The central mechanic used in the Fatal Frame series is the use of a special camera that is able to capture the souls of any sub-human attacker. This camera is referred to as the Camera Obscura. Its origins are unknown, but it works like a charm. The camera not only neutralizes the ghost's paranormal form, but also seals it with in the camera film itself. So, don't get those prints developed!
The plot in Fatal Frame: Mask of the Lunar Eclipse is separate from those in the previous titles and revolves around a group of young girls who were kidnapped in their childhood and brought to an evil mansion. The girls survived their kidnapping, but several years after the incident, two of the girls died under mysterious circumstances. The surviving girls return to the mansion to try and uncover the reason behind the victims' untimely demise. And, of course, what they find is that there is a supernatural presence pulling the strings in this very evil house.
You will be able to play as several different characters, each wandering alone and, of course, capturing ghostly figures. Early sources have said that there will be a total of six different playable characters. None of the characters have any obvious strengths or weaknesses and it is unknown how or why character switches take place. Although, I would be willing to wager this is probably due to some important plot points, which is fine with me.

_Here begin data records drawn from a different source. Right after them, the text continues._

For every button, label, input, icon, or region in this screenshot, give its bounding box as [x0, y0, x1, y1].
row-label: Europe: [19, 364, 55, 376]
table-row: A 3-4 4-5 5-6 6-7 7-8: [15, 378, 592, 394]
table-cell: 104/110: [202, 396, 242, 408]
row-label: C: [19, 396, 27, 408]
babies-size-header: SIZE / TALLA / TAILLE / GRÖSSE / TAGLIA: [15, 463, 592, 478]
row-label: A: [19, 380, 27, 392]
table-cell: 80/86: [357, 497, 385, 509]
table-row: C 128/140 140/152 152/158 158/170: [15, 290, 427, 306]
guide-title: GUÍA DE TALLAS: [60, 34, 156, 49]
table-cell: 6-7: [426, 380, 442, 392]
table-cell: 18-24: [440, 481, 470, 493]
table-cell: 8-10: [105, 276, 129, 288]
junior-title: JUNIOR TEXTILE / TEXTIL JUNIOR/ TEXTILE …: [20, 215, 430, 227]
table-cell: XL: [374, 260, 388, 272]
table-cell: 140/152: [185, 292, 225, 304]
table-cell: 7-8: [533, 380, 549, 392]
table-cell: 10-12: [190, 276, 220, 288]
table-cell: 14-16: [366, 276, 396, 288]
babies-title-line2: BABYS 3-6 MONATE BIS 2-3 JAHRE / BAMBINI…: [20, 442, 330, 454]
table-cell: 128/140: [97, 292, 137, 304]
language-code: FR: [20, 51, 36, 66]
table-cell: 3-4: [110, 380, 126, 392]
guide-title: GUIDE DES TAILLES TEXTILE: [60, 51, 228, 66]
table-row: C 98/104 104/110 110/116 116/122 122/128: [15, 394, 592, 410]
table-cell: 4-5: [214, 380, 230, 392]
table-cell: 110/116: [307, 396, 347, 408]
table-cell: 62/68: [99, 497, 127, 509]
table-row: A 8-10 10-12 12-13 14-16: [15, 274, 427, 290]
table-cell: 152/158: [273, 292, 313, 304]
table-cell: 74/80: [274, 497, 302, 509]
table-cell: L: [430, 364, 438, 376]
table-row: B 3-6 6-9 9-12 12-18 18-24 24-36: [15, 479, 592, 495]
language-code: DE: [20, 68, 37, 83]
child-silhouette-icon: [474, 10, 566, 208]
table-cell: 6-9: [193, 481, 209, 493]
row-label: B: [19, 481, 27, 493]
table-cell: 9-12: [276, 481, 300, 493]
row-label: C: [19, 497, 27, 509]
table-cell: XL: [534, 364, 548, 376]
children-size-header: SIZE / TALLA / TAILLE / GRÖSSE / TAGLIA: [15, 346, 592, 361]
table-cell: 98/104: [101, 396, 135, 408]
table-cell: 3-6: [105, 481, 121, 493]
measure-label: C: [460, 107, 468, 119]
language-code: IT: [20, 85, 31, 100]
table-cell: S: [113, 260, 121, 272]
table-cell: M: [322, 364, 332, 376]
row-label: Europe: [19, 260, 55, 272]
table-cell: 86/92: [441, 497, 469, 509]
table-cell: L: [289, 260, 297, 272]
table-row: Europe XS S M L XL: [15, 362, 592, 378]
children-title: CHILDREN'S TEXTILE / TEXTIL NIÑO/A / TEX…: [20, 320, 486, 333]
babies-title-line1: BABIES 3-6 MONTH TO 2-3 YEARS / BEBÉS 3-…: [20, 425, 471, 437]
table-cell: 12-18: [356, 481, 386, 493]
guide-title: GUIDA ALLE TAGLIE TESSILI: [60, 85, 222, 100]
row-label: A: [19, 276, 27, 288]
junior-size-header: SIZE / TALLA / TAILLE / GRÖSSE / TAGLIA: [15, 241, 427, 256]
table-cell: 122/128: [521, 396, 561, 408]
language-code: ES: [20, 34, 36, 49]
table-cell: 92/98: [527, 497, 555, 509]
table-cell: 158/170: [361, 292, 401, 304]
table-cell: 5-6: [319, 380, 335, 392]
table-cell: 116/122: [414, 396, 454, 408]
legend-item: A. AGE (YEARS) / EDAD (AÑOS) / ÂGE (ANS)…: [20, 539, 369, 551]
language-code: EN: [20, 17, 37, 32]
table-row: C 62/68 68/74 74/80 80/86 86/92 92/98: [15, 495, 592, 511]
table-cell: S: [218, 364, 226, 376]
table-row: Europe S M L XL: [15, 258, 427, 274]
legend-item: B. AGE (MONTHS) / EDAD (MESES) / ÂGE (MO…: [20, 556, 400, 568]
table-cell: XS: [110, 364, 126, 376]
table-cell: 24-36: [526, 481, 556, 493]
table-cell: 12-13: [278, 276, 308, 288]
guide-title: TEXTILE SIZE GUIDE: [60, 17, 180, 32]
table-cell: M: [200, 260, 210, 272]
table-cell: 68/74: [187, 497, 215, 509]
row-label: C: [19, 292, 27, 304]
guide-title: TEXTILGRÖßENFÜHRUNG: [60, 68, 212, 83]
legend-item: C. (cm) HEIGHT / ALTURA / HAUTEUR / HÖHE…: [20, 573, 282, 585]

As you might expect from a Wii game, there are some fairly interesting control mechanisms employed in this title. Motion controls are used, but probably not in the way you would think. When this title was announced almost a year ago, I expected to utilize the Wii-mote as an on-screen pointer that would allow for precise photography. But this title is going for a more vintage and traditional style, as it will use the Nunchuk's thumbstick to move and aim the camera left or right, and players are able to move it vertically by moving the Wii-mote up and down. You can also use the motion controls if you come into contact with an unsavory ghost and need to dodge their attacks. This is done via a quick shake of the Wii-mote.
Although the controls are unexpected, one thing that is even more exciting is how this game looks. Gameplay videos from the Japanese version look very polished and have some of the best graphics for the system so far. Cinema scenes and in-game graphics are essentially identical, and the game takes full advantage of the Wii's capabilities. Everything looks very detailed, including characters, ghosts, and backgrounds.
The style of the game is also quite noteworthy. The color palate is very dark, but characters shine with a very eerie fluorescence. This is the element that really stands out is the ghost design, which looks incredibly spooky. The ghosts' overall design features some signature Japanese elements, including dark, bloodied eyes and faces, as well as the trademark jerk-walk that we've come to expect from J-horror staples like The Ring and The Grudge. The overall look of the game is really modern, and it feels miles away from the over-used rotten corpses of the Resident Evil series.
Fatal Frame: Mask of the Lunar Eclipse has already seen a fairly successful Japanese release, and it looks poised to have a good run in America. The gameplay is reminiscent of the recent PSN title Siren: Blood Curse in the fact that it takes the gunplay out of the equation and substitutes it with more mundane means of defense. Your character is utterly defenseless, except for her camera, and this results in many more terrifying moments. Instead of going for cheap thrills, games like Fatal Frame: Mask of the Lunar Eclipse go for real scares, and that is something I think many horror fans have been waiting for.